Recordé los primeros signos de este dolor. En una infancia en la que mis padres me animaban, sobre todo, a desconfiar de la gente, a que no me tomaran por tonta —con esa pedagogía tan clásicamente española de ser más listo que todos y no dejarse engañar, aunque con ello sacrifiquemos toda diversión y aventura—, yo decidí apostar todas mis fichas al recuadro de la amistad, a los otros. Y funcionó. Mirábamos a la familia tradicional con la ternura desdeñosa del que observa un ente caduco, hermético, sin futuro, que no es consciente de qué hay más allá afuera.
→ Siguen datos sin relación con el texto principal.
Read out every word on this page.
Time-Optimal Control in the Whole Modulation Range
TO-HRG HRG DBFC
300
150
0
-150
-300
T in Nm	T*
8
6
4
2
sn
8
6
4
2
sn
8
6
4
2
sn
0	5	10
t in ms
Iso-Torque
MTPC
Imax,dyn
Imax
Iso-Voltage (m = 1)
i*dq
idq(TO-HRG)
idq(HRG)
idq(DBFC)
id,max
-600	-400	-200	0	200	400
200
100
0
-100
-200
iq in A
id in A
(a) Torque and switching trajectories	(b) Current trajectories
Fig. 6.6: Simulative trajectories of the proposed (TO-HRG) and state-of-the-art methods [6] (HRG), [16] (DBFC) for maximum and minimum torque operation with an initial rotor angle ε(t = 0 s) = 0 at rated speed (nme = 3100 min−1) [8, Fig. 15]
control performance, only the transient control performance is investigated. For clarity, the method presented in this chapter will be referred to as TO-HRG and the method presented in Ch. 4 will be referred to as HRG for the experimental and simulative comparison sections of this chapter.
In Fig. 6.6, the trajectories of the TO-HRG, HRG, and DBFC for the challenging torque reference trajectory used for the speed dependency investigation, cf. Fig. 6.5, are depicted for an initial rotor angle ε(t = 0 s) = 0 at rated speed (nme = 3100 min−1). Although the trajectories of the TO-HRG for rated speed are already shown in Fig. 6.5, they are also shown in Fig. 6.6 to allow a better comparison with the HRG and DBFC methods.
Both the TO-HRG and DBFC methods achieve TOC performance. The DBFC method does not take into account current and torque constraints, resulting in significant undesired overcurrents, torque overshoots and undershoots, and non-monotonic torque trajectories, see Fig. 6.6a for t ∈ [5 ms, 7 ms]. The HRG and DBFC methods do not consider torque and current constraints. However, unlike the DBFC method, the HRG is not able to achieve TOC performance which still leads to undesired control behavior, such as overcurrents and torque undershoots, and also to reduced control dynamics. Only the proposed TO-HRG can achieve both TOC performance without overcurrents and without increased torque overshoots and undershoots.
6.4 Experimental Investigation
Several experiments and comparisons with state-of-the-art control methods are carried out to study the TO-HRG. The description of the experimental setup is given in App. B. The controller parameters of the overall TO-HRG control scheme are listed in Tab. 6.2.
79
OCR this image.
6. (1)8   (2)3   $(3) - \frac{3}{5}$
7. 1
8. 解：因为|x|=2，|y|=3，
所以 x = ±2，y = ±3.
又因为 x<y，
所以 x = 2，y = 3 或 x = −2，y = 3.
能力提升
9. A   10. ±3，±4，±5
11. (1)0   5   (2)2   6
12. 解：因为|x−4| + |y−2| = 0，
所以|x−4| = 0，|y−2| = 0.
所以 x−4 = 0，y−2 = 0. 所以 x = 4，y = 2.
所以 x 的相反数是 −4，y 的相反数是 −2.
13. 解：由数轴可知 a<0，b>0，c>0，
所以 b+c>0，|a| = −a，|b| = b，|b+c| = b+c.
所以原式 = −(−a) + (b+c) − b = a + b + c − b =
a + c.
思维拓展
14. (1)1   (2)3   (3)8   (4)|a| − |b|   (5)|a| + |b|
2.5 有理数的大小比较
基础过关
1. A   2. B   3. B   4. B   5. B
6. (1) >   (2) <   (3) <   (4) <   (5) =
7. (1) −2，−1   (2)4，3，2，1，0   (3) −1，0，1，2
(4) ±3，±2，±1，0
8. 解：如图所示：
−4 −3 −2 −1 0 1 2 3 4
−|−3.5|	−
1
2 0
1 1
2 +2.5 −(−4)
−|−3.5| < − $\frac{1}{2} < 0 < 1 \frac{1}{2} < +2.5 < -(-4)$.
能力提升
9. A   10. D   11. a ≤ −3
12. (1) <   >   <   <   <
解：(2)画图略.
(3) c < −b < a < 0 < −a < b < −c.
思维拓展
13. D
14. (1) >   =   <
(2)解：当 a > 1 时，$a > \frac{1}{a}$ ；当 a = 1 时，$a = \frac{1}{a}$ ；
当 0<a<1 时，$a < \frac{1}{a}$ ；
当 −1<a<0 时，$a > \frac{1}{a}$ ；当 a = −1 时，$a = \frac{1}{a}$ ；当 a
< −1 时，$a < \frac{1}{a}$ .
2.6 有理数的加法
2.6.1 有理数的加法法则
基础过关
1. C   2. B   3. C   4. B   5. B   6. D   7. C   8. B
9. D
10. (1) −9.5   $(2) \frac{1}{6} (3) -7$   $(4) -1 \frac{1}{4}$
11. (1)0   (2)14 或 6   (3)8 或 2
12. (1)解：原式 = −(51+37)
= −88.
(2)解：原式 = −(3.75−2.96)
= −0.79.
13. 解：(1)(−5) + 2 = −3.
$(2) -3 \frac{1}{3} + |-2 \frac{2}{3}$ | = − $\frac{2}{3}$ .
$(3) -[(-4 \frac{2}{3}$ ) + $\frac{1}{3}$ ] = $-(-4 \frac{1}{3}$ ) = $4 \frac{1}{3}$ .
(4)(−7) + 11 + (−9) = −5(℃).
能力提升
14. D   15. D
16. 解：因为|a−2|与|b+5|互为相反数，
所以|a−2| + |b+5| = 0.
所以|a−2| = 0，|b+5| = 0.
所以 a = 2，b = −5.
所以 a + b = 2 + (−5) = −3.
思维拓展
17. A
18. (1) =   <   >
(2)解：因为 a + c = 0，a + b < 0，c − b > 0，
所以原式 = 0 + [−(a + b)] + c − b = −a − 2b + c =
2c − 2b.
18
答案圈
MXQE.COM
Pero recuerdo vivamente el primer desgarro: una amiga se echó novio y desapareció, se transformó, como si el clan escogido, nosotros, hubiésemos sido únicamente un entretenimiento hasta alcanzar lo que se consideraba real, legítimo, certificado. Ante mi sorpresa, todo el mundo pareció aceptarlo. Mi primer desengaño amoroso fue ese abandono que nada tuvo que ver con lo romántico, sino con una negación del colectivo amistoso como esperanza. Y ahora, recién firmado el documento con el que la sociedad certifica que tengo derecho a ser una isla y que por ello me serán otorgadas todo tipo de facilidades y felicidades, siento que esta distopía vírica parece invitarme aún con más fuerza a olvidar a los demás y centrarme en el nosotros de ribete blanco y rosado, el amor exclusivista. Me invade la tristeza al pensar en los nefastos ejemplos de normalidad que me ha ofrecido la vida: esos matrimonios sin un solo amigo, esas familias egoístas y recelosas ante todo lo que se salga de lo suyo, ese fin de la amistad cuando se encuentra pareja. En la nueva normalidad, siento a la sociedad como ese estereotipo de señora que sale en películas y telediarios, y al que todos hemos visto alguna vez en directo: la dueña de su hogar que abre la puerta a un desconocido y que responde desde el umbral, infranqueable, con ese gesto icónico de cruzarse la pechera de la bata una y otra vez, cada vez más arriba, cada vez con más recelo. En ese gesto se contiene todo el orgullo de la individualidad nuclear, toda la familia de sangre, todo el miedo al mundo, con su consiguiente tedio”.

Estaréis de acuerdo conmigo en que este texto es una joya.